An international exhibition of artwork from the country, the region, and the world, held every October in Belgrade, this year's Oktobarski Salon (October Salon) took place from Oct. 2 to 15 and marked 50 years of existence. Despite the golden anniversary, however, the global financial crisis took its toll on the event. With a budget cut in half, the 2009 October Salon was at notably more modest than in the past years.
In search of a conceptual framework for the show - which ended up bearing the symbolic title "Circumstances" - exhibition art director Branislava Ančelković-Dimitrijević decided to focus on domestic art, with just a few visiting works from the region and the rest of Europe. Ančelković-Dimitrijević explained to Southeast Europe: People and Culture that the October Salon's central exhibition exhibited works "that depict and raise issues of systemic importance to society and art."
According to her, the event endeavoured to present works that not only express artists' engagement with such topics, but also display their direct influence on how the public views and approaches these issues. Ančelković-Dimitrijević said that her goal was to label "domestic artists" as "international," while at the same time show that their art is indeed tied to local experiences which form the basis of their initiatives and inspire them to act.
The central exhibition at the 25th Maj Museum in Belgrade contained works by both Serbian and foreign artists, including Biljana Đurđević, Uroš Đurić, Bojan Fajfrić, Živko Grozdanić, Ivan Grubanov, Igor Grubić, Jamesdin, Žolt Kovač, Zoran Naskovski, Oleg Novković and Rasa Todosijević, among others. Visitors also had a chance to see art by Katarina Zdjelar and Zoran Todorović, who represented Serbia at this year's Venice Visual Arts Biennale. The laureates of this year's October Salon show are Katarina Zdjelar, Darinka Pop Mitić, and Raša Todosijević, while the Belgrade Cultural Centre gave its award to Aleksandar Jestrović, also known as Jamesdin.

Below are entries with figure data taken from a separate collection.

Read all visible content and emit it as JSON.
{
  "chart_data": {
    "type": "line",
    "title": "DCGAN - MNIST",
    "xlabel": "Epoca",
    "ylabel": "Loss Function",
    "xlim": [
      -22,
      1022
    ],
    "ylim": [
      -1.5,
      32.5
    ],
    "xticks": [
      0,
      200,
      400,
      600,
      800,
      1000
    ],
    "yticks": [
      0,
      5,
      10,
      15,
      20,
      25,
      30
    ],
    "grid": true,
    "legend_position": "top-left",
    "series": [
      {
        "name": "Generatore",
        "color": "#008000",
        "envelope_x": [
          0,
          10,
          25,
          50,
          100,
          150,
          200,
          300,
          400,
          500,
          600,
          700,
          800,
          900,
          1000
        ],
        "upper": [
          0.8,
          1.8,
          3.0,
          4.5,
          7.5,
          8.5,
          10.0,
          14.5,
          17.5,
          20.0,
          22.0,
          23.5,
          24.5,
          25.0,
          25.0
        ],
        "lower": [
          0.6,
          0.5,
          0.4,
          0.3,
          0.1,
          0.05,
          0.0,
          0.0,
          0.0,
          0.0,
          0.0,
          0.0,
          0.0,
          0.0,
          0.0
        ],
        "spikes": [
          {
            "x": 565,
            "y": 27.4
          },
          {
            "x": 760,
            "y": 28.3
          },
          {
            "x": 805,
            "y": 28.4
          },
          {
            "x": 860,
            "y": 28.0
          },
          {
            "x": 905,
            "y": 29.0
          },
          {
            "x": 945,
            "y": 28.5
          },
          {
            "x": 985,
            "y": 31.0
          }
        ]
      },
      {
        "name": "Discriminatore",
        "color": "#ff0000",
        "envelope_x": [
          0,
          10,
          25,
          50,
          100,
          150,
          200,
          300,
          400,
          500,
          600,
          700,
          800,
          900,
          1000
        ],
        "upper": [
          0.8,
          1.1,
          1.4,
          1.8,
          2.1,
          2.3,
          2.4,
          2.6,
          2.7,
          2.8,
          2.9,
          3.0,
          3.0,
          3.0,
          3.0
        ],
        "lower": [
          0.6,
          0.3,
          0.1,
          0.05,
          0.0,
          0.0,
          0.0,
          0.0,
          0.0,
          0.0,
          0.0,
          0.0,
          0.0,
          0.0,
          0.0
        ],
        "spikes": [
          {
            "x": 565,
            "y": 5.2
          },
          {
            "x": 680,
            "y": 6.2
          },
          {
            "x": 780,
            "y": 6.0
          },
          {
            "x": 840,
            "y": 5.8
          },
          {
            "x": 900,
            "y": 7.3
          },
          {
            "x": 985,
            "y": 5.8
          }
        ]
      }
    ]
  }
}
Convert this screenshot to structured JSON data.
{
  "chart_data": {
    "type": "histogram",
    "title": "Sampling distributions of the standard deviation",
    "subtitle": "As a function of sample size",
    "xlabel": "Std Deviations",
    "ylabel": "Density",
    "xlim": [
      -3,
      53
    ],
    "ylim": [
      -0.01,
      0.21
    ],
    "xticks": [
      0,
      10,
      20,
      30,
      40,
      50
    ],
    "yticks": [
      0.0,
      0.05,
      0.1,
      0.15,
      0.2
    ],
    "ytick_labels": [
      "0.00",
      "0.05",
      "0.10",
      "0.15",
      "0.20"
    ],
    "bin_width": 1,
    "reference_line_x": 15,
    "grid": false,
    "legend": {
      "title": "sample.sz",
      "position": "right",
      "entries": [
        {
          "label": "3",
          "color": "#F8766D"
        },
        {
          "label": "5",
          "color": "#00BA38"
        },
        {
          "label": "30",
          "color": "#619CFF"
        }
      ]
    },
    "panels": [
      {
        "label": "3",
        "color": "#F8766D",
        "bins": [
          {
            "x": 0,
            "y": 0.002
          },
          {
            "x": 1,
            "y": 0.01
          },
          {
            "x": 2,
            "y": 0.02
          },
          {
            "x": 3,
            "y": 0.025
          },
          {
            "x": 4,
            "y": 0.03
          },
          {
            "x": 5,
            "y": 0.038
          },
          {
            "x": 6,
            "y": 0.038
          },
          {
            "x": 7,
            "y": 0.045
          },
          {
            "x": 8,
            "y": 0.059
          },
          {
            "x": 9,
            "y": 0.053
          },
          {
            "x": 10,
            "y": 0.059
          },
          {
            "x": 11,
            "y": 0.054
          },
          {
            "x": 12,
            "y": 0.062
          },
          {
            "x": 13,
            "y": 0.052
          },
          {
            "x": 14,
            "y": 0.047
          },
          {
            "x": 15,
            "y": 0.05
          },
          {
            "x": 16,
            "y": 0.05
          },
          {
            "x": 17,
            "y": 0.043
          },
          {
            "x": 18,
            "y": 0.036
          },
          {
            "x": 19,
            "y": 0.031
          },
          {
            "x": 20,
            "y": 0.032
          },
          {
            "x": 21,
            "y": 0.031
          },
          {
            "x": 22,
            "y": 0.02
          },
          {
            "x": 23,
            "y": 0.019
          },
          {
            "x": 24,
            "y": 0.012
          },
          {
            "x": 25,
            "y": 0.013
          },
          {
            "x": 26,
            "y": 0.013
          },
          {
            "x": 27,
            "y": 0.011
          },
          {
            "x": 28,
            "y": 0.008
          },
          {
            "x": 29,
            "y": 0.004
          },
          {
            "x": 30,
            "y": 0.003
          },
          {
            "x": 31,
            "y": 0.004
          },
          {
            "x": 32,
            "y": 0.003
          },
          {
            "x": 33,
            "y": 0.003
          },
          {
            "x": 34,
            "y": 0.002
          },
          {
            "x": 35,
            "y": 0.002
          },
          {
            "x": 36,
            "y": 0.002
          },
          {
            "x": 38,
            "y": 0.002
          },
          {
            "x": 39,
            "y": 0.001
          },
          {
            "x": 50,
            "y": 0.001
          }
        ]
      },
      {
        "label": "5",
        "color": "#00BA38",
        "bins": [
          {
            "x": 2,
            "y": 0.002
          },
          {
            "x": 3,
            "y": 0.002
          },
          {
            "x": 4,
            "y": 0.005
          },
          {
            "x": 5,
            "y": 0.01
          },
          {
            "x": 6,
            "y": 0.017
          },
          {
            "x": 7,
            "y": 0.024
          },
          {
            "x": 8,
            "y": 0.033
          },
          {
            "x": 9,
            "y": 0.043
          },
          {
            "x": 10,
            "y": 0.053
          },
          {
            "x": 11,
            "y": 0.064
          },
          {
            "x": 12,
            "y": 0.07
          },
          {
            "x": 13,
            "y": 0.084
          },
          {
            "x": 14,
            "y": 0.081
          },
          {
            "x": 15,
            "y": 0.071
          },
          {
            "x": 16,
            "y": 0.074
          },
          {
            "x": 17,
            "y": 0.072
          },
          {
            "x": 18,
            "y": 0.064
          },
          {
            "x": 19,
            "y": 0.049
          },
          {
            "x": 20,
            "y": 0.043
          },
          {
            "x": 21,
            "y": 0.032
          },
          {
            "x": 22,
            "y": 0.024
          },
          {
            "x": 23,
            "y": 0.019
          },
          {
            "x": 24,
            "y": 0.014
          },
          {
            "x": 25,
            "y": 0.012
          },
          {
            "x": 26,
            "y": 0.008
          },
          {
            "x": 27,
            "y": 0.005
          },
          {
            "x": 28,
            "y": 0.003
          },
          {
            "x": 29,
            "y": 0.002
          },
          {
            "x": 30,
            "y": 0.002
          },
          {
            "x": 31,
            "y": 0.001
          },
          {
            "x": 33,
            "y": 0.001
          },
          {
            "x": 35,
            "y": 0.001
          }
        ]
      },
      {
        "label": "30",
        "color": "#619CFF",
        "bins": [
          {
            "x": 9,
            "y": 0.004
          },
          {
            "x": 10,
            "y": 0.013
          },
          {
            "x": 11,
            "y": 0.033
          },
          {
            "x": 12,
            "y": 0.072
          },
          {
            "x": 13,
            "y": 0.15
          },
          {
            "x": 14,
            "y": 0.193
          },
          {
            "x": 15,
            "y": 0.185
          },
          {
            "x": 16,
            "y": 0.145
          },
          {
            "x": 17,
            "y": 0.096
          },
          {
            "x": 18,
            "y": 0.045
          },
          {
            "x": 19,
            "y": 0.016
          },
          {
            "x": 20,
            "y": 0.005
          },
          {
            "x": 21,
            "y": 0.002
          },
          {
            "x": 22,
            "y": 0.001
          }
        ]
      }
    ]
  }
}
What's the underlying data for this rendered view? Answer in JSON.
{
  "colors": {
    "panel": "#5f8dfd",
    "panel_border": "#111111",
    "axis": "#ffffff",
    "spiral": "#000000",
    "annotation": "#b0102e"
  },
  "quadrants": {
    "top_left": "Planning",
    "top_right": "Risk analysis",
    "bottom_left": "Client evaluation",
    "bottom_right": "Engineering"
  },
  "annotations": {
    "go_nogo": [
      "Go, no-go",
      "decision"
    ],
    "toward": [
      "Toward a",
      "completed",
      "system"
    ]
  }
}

In their statement, the jury explained that Katarina Zdjelar and Darinka Pop Mitić were awarded because their works represent an exceptional engagement with the cultural context in which they live and work, with a strong focus on the present moment. "In the case of Katarina Zdjelar, her works recognise the importance of a space where different cultures can negotiate through the use and constant questioning of language. Her work reminds us of how important it is to master language in order to communicate and live together, yet leaves enough space for productive failures and playful ambiguity, from which other possibilities may emerge," the jury said.
Further elaborating their decision, the jury stated that the work of Darinka Pop Mitić engages history's cultural and artistic legacy, modifying it from the viewpoint of the present moment, while Raša Todosijević was awarded for "decades of contribution to the art of Belgrade, the region, and international artistic trends." The 2009 October Salon exhibited artwork from beyond Serbian borders by authors who play an active role in the country's contemporary art scene. Among these is U.K. artist Phil Collins, whose work "Why I Don't Speak Serbian" - based on actual conversations on the title topic with Kosovo Albanians, led in Serbian - was presented at the Belgrade Cultural Centre's Artget Gallery.
The public also had a chance to see part of the Kunsthistorisches Mausoleum Fund from Belgrade, an art history memorial institution. On display was a series of drawings and self-portraits entitled "Observe the Observer" by an anonymous author. Audiences were also interested in the project The Artist as a Prophet by one of the exhibit's laureates, Dragoljub Raša Todosijević. The project could be seen throughout the capital, from billboards to busses. One novelty of this year's event was a video project by Croatian visual artist Igor Grubić, composed of 24 short interviews with the October Salon's exhibiting artists. The film was screened by several Belgrade television stations during the two weeks the show was open.